Senyum Devina mengembang. Ia selalu berhasil mengancam Yasmin menggunakan nama Maimunah. Padahal cewek berkacamata itu sama sekali tidak ada hubungannya pada pembahasan mereka. Namun, selalu terbawa dan sukses membuat Maimunah semakin gencar mengadukan mereka pada guru.
"Ngomong-ngomong, itu cowok siapa sih? Gebetan baru lo?" Yasmin menelisik wajah Devina. Dan kenyataan mengatakan ada sesuatu di antara keduanya.
"Namanya Revin, tetangga baru." Senyum semringah terpancar di wajah Devina.
Yasmin mengangguk, paham betul apa otak sahabatnya itu. "Dan gue yakin sekarang lo lagi melancarkan aksi rayu merayu."
Kini giliran Devina yang mengangguk. "Lo emang sahabat terbaik gue. Lo bisa nebak segala hal tentang gue."
Yasmin mendecit. Terlihat jelas senyum tipis terpatri. Apa pun keputusan Devina, dalam bentuk yang jelas atau tidak, Yasmin selalu berada di pihak sahabatnya itu.
"Jangan mendekat ke area Revin! Gue kirim lo ke neraka!" peringat Devina saat menangkap mimik Yasmin yang tersenyum mencurigakan.

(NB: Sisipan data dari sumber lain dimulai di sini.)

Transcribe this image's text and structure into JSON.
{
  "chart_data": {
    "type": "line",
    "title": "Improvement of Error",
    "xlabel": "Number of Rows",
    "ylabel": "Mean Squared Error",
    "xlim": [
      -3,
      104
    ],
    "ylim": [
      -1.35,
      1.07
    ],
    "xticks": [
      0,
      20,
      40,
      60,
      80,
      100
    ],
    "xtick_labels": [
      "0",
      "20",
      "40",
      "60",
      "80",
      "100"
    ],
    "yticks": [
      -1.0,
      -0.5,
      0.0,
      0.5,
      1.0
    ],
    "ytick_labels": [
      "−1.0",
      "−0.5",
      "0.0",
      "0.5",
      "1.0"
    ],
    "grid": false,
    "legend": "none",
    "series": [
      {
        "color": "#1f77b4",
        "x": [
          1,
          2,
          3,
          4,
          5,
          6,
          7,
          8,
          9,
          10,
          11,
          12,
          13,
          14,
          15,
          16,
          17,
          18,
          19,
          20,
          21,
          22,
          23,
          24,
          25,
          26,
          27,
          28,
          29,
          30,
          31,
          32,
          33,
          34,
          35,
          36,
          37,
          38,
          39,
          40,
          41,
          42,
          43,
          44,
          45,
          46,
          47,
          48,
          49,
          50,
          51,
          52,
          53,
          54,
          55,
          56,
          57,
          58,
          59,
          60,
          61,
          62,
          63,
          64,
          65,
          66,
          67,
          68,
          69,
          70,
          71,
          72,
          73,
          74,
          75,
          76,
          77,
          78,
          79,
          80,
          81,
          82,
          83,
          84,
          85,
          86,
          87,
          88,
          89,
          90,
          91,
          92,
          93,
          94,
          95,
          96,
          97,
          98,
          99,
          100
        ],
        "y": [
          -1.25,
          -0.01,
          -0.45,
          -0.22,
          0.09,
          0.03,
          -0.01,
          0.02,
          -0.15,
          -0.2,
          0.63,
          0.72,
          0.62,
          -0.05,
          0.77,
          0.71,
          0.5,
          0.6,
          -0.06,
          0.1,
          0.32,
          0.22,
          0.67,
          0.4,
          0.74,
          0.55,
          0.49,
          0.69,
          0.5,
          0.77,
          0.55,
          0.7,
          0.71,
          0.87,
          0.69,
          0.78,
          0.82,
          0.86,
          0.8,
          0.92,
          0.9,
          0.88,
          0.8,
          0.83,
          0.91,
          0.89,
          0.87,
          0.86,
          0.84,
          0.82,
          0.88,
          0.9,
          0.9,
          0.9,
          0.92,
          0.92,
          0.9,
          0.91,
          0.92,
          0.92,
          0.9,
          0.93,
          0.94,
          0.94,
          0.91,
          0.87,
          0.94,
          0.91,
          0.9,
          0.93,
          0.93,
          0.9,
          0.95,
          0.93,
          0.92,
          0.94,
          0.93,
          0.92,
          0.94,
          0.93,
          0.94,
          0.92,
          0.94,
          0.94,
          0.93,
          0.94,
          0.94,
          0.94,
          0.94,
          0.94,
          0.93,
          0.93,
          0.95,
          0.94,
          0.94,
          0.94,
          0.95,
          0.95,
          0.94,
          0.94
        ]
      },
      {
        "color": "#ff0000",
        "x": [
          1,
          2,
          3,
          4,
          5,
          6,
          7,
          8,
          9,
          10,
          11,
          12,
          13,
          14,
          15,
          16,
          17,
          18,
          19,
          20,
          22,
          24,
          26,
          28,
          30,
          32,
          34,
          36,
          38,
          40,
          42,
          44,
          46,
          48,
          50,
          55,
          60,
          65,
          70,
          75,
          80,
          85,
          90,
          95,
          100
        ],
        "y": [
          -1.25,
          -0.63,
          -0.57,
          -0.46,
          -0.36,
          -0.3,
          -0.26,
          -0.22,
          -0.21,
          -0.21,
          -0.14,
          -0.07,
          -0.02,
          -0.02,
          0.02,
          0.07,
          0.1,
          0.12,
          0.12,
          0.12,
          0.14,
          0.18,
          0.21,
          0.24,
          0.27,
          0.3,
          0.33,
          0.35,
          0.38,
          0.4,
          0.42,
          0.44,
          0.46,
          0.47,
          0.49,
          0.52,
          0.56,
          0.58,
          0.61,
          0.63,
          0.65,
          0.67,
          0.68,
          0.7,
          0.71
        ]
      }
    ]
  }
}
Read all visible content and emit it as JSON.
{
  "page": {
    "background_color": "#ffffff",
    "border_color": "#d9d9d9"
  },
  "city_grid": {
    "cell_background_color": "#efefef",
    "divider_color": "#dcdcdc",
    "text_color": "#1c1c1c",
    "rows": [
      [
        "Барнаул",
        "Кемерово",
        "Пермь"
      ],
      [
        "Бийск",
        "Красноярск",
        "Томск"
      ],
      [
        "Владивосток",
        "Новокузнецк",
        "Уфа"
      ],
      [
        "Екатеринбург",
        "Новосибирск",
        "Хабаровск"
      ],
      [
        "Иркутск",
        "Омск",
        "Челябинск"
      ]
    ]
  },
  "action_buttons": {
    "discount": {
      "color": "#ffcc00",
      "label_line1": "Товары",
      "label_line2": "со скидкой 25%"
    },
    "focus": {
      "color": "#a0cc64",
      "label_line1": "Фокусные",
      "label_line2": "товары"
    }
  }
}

Yasmin menepuk jidat Devina. Dan cewek berambut pendek sebahu itu mengaduh kesakitan.
"Gila lo ya? Sakit!"
"Lah, salah lo juga, prasangka buruk banget jadi manusia." Yasmin menjeda kalimatnya sekedar menelan ludah, "... lagian takdir gue itu sudah jelas di depan mata. Raja!"
Ada yang beda saat Yasmin mengucapkan nama adik kelasnya itu. Binar kebahagiaan tertera jelas di netranya.
Apa ia sudah jatuh cinta terlalu dalam?
"Lo kalau mimpi jangan ketinggian. Lo kira itu cowok mau sama lo?"
"Kenapa enggak?" Alis Yasmin naik sebelah.
Devina menarik napas. Fokus pada Yasmin dan mengabaikan ponselnya yang berulang kali berdering karena pesan masuk.
"Gue bisa nebak, Raja itu cowok yang suka sama cewek kalem dan pendiam. Sedang lo? Agresif plus centil minta ampun."
Bibir Yasmin mengerucut. Pernyataan yang di keluarkan oleh Devina membuatnya kesal bukan main.
"Devina, ini zaman milenial, so ... tidak masalah kalau cewek lebih agresif dari cowok. Bukannya lo sama gue itu sama saja?"
Devina terdiam. Apa yang dikatakan Yasmin itu benar, mereka berdua tidak ada bedanya. Sama-sama agresif!
"Eh, lo berdua bisa diam enggak sih? Ini perpus bukan diskotek. Jangan berisik!" tegur salah satu murid cewek yang merasa terganggu dengan Yasmin dan Devina.
Keduanya tersadar. Yasmin melirik ke seluruh ruangan, dan gilanya semua mata tertuju pada mereka. Terlalu asyik gibah sampai lupa tempat.
"Maaf," cicit Devina. Segera menarik tangan Yasmin untuk mengajak keluar dari sana. " Cabut yuk."
Yasmin mengangguk. Mengikuti langkah Devina yang terus menyeretnya keluar dari perpus.
****
Yasmin melepas ikatan rambut saat netranya menangkap bayangan Raja yang duduk di bawah pohon Akasia. Senyum mengembang sempurna bersamaan dengan langkah kaki yang menuju ke arah idaman hati.
Dengan perlahan tanpa menimbulkan suara segera duduk di samping Raja. Yasmin memfokuskan atensinya pada cowok yang sedang terpejam itu. Memuaskan mata dan hati untuk memandang tanpa perlawanan.
Seketika wajah Yasmin memanas dan ia yakin telah memerah layaknya tomat. Dalam keadaan seperti ini saja, tubuhnya bereaksi begitu cepat apalagi jika Raja telah menjadi miliknya.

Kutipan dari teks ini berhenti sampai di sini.